In the United States, federal courts are still being swamped with lawsuits against alleged BitTorrent pirates.
While copyright holders avoid some unfavorable jurisdictions, these companies are a common sight in others, such as Southern Florida.
Over the past year or so, adult entertainment company Strike 3 Holdings has filed dozens of lawsuits in this district. While that’s nothing new, there are some lawsuits that stand out.
In a few instances, Strike 3 dropped their complaints within a day or two, right after the judge was assigned. When we took a closer look, we found out that in each of these cases the same judge is listed: U.S. District Judge Ursula Ungaro.
Judge Ungaro is a familiar name to those who’ve been following these types of piracy lawsuits over the years. More than half a decade ago she issued an order stating that an IP-address doesn’t necessarily identify a person.
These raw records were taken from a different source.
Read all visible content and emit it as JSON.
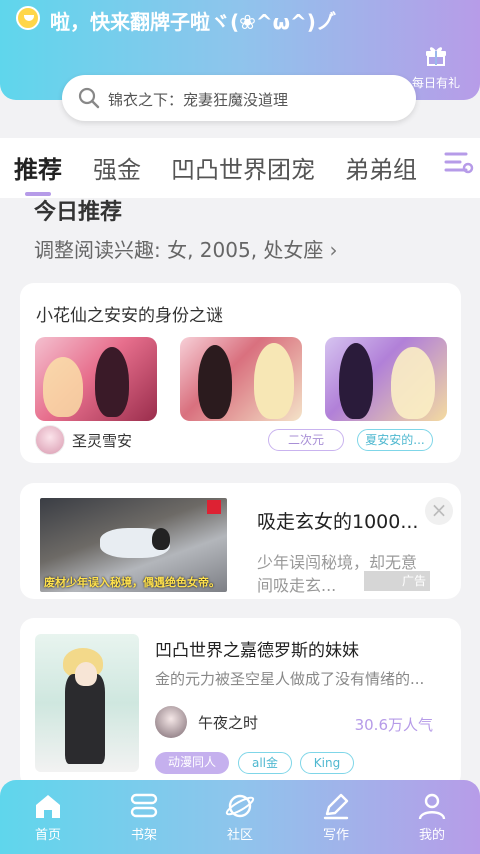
{
  "header": {
    "slogan": "啦，快来翻牌子啦ヾ(❀^ω^)ノ゙",
    "gift_label": "每日有礼"
  },
  "search": {
    "placeholder": "锦衣之下：宠妻狂魔没道理"
  },
  "tabs": [
    {
      "label": "推荐",
      "active": true
    },
    {
      "label": "强金",
      "active": false
    },
    {
      "label": "凹凸世界团宠",
      "active": false
    },
    {
      "label": "弟弟组",
      "active": false
    }
  ],
  "today": {
    "title": "今日推荐",
    "subtitle": "调整阅读兴趣: 女, 2005, 处女座"
  },
  "collection": {
    "title": "小花仙之安安的身份之谜",
    "author": "圣灵雪安",
    "tags": [
      "二次元",
      "夏安安的..."
    ]
  },
  "ad": {
    "title": "吸走玄女的1000...",
    "desc": "少年误闯秘境，却无意间吸走玄...",
    "caption": "废材少年误入秘境，偶遇绝色女帝。",
    "close": "×",
    "label": "广告"
  },
  "book": {
    "title": "凹凸世界之嘉德罗斯的妹妹",
    "desc": "金的元力被圣空星人做成了没有情绪的...",
    "author": "午夜之时",
    "popularity": "30.6万人气",
    "tags": [
      "动漫同人",
      "all金",
      "King"
    ]
  },
  "nav": [
    {
      "label": "首页",
      "icon": "home-icon"
    },
    {
      "label": "书架",
      "icon": "bookshelf-icon"
    },
    {
      "label": "社区",
      "icon": "planet-icon"
    },
    {
      "label": "写作",
      "icon": "pen-icon"
    },
    {
      "label": "我的",
      "icon": "user-icon"
    }
  ],
  "colors": {
    "gradient_start": "#5fd6ec",
    "gradient_end": "#b79ce8",
    "accent_purple": "#b69be8",
    "accent_cyan": "#4fb8d0"
  }
}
Over the years Judge Ungaro remained very skeptical. Among other things, she is not convinced that IP-address geolocation tools are good enough to prove that a person actually resides within the court’s jurisdiction.
This also came up again last year. When Strike 3 applied for a subpoena to identify a person behind an IP-address, the Judge denied the request for this very reason.
“There is nothing that links the IP address location to the identity of the person actually downloading and viewing Plaintiff’s videos, and establishing whether that person lives in this district,” Judge Ungaro reiterated.
With this in mind, one can understand why Strike 3 isn’t too fond of Judge Ungaro. This may also explain why it chooses to simply drop cases as soon as this particular judge is assigned. This is exactly what happened twice in August last year.
In other cases, Judge Ungaro submitted a ‘sua sponte’ motion within a day, asking Strike 3 to provide more evidence before it could even request a subpoena. That happened again this week.
“[T]his Court requires a showing of the precise methodology and technique employed by Plaintiff in its use of geolocation to establish — to a reasonable degree of certainty — that Defendant may be found within this district,” Judge Ungaro wrote.
“Additionally, this Court recognizes that IP addresses are assigned to nodes connected to the Internet, but are not necessarily representative of individual end-node/end-system devices, and especially are not representative of individual people.”
Strike 3 obviously wasn’t happy with this swift response from the Judge. When it spotted the request the case was immediately dismissed. Perhaps the company acted a bit too quickly, as it submitted the dismissal request before replying to the court’s motion, as is required.
The rightsholder noticed this error and submitted its standard response, apologizing for “the confusion.”
Strike 3 didn’t even bother to wait for Judge Ungaro’s response to its reply, however. The end result was that two days after the new case was filed, it had already been dismissed.
With the dismissal granted, the defendant escaped being exposed. That wasn’t the first time either because the same IP-address was among those that were previously targeted in a county court, where the defendant objected to having his or her personal details exposed.
We have no indication that the same person will be targeted again. Since the company has thousands of allegedly-infringing IP-addresses on file it can simply ‘try again’ with the next target, until it gets a more favorable judge.
While Strike 3’s actions may be understandable, some people, and perhaps some courts, may frown upon it.
TorrentFreak spoke to Florida-based attorney Cynthia Conlin who has represented several defendants in these ‘trolling’ lawsuits. She believes that Strike 3 is “Judge Shopping” and may point this out in court.
Although the company may technically color between the lines, Conlin believes that Strike 3 is acting in bad faith, and she hopes that the court will eventually draw the same conclusion.